13-07-2025 12:00:00 AM
AP Phnom Penh
Three locations used by Cambodia’s brutal Khmer Rouge regime as torture and execution sites 50 years ago have been added by Unesco to its World Heritage List. The three locations were inscribed to the list by the United Nations cultural agency on Friday during the 47th Session of the World Heritage Committee in Paris.
The inscription coincided with the 50th anniversary of the rise to power by the communist Khmer Rouge government, which caused the deaths of an estimated 1.7 million Cambodians through starvation, torture and mass executions during a four-year reign from 1975 to 1979.
Unesco’s World Heritage List lists sites considered important to humanity and includes the Great Wall of China, the Pyramids of Giza in Egypt, the Taj Mahal in India and Cambodia’s Angkor archaeological complex. The three sites listed on Friday include two notorious prisons and an execution site immortalised in a Hollywood film.

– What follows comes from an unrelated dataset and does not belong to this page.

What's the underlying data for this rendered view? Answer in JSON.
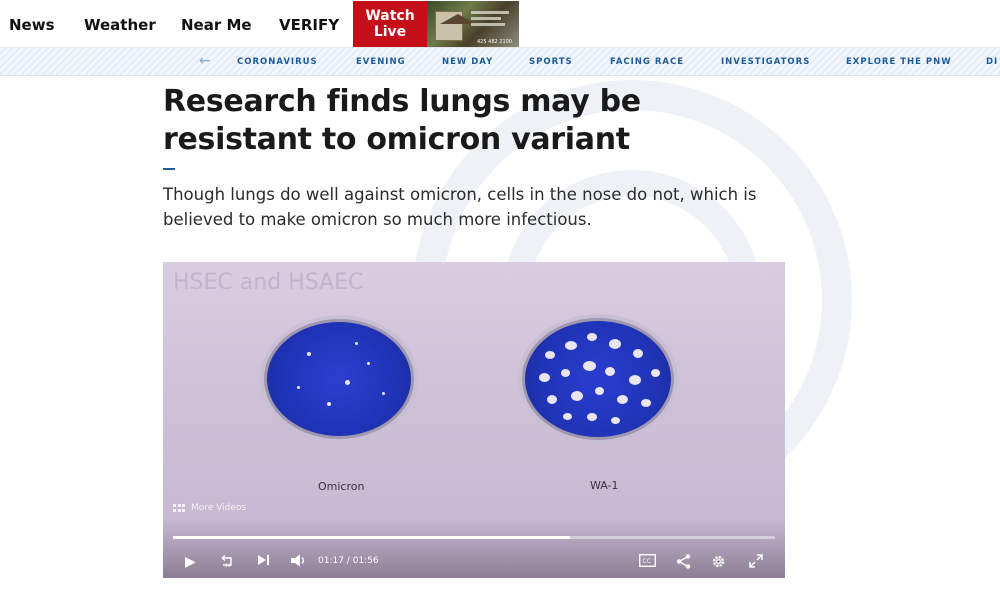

Tuol Sleng Genocide Museum, in Phnom Penh, is the site of a former high school used by the Khmer Rouge as a notorious prison. Better known as S-21, about 15,000 people were imprisoned and tortured there. The M-13 prison, located in rural Kampong Chhnang province in central Cambodia, also was regarded as one of the main prisons of the early Khmer Rouge.
Choeung Ek, located about 15 km south of the capital, was used as an execution site and mass grave. The story of the atrocities committed there are the focus of the 1984 film ‘The Killing Fields’, based on the experiences of ‘New York Times’ photojournalist Dith Pran and correspondent Sydney Schanberg.
The Khmer Rouge captured Phnom Penh on April 17, 1975, and immediately herded almost all the city’s residents into the countryside, where they were forced to toil in harsh conditions until 1979, when the regime was driven from power by an invasion from neighbouring Vietnam.
In September 2022, the UN-backed Extraordinary Chambers in the Courts of Cambodia, better known as the Khmer Rouge tribunal, concluded its work compiling cases against Khmer Rouge leaders. The tribunal cost $337 million over 16 years but convicted just three men.
Cambodian Prime Minister Hun Manet issued a message on Friday directing people to beat drums simultaneously across the country on Sunday morning to mark the Unesco listing. “May this inscription serve as a lasting reminder that peace must always be defended,” Hun Manet said in a video message posted online. “From the darkest chapters of history, we can draw strength to build a better future for humanity.” Youk Chhang, executive director of the Documentation Centre of Cambodia in Phnom Penh, said the country is “still grappling with the painful legacies of genocide, torture, and mass atrocity.”